Con fecha ocho de junio de mil novecientos noventa y cinco, don José Mercedes Valdiviezo Chunga, don Francisco Orué Vásquez y doña Dina Sabina Reyna Villalobos interponen Acción de Amparo contra la Cooperativa de Servicios Especiales del Mercado de Pamplona Baja Ltda. 167, solicitando se declare inaplicable la sanción que les ha impuesto el Consejo de Administración de la demandada, comunicada mediante Carta que recibieron con fecha 25 de abril de 1995, consistente en haberlos suspendido en sus derechos de participación en el manejo económico de la Cooperativa y en no poder ocupar cargos dirigenciales hasta que el Poder Judicial resuelva la acción penal que la demandada les sigue por delito de fraude en la administración de persona jurídica. Indican, que con dicha medida , se han violado sus derechos constitucionales a la libre asociación, al trabajo y a la legítima defensa, entendido éste último como referido al derecho de defensa, consagrados en nuestra vigente Carta Política del Estado.

Agregan, que a partir de la fecha antes señalada, no se les permite participar en las Asambleas de Socios que convoca la demandada, se les ha quitado el derecho a la guardianía del mercado y además tienen dificultades en la conducción de sus puestos de trabajo.

Sostienen los demandantes, que de conformidad con el inciso m) del artículo 65 de los Estatutos de la Cooperativa, procede la aplicación de sanciones a los socios, a petición del Consejo de Vigilancia, y no por el sólo acuerdo de Asamblea General de Socios, como ha sucedido en sus casos.

Admitida la acción, es contestada por la demandada, quien indica que mediante Asamblea General de Socios realizada con fecha 04 de noviembre de 1994, de conformidad con lo establecido en el artículo 17 inciso c) de los Estatutos de la Cooperativa, se decidió suspender a los demandantes en sus derechos referidos a la participación activa en el manejo económico o a ocupar cargos dirigenciales hasta que el Poder Judicial resuelva una acción penal que se encuentra en trámite.
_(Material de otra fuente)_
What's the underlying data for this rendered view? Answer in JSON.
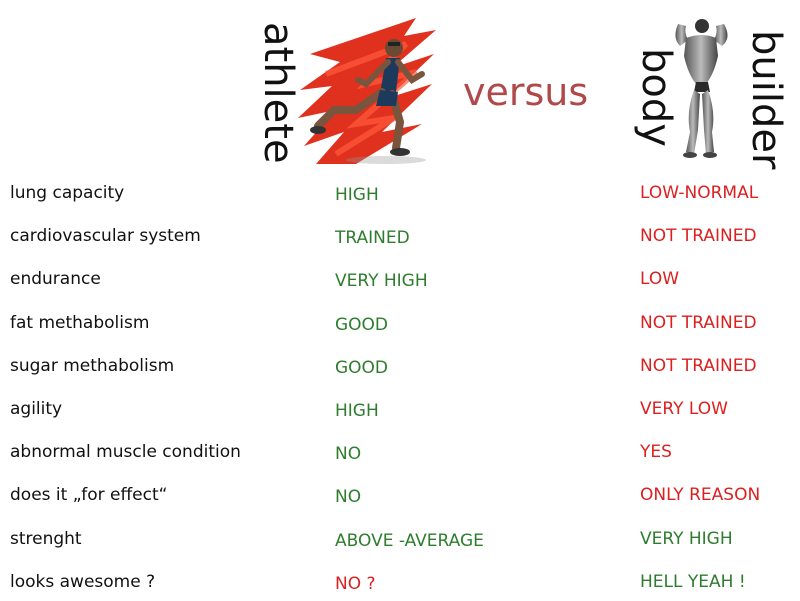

En cuanto al alegado derecho a prestar la guardianía del mercado, sostiene que han venido realizándolo hasta el mes de marzo de 1996, en que la Asamblea General de socios acordó lo contrario. Asimismo, agrega que los demandantes han participado en todas las asambleas en que se discutían los malos manejos económicos ocurridos durante las gestiones como dirigentes, que les cupo desempeñar en los años 1991, 1992 y 1993, así como, fueron citados por el Consejo de Administración de 1994, para que formulen sus descargos, conforme consta en el Acta de fecha 02 de enero de 1994, donde no cumplen con acompañar los documentos probatorios correspondientes. Concluye, sosteniendo que la calidad de asociados nunca les ha sido negada, lo que lo vienen ejerciendo con las restricciones propias de la medida que les ha sido impuesta de acuerdo a ley.

Con fecha quince de febrero de mil novecientos noventa y cinco, el Juez del Décimo Octavo Juzgado Especializado en lo Civil de Lima, expide sentencia declarando improcedente la Acción de Amparo.

Formulado el recurso de apelación, la Tercera Sala Civil de la Corte Superior de Justicia de Lima, con fecha primero de julio de mil novecientos noventa y seis, expide resolución confirmando la recurrida.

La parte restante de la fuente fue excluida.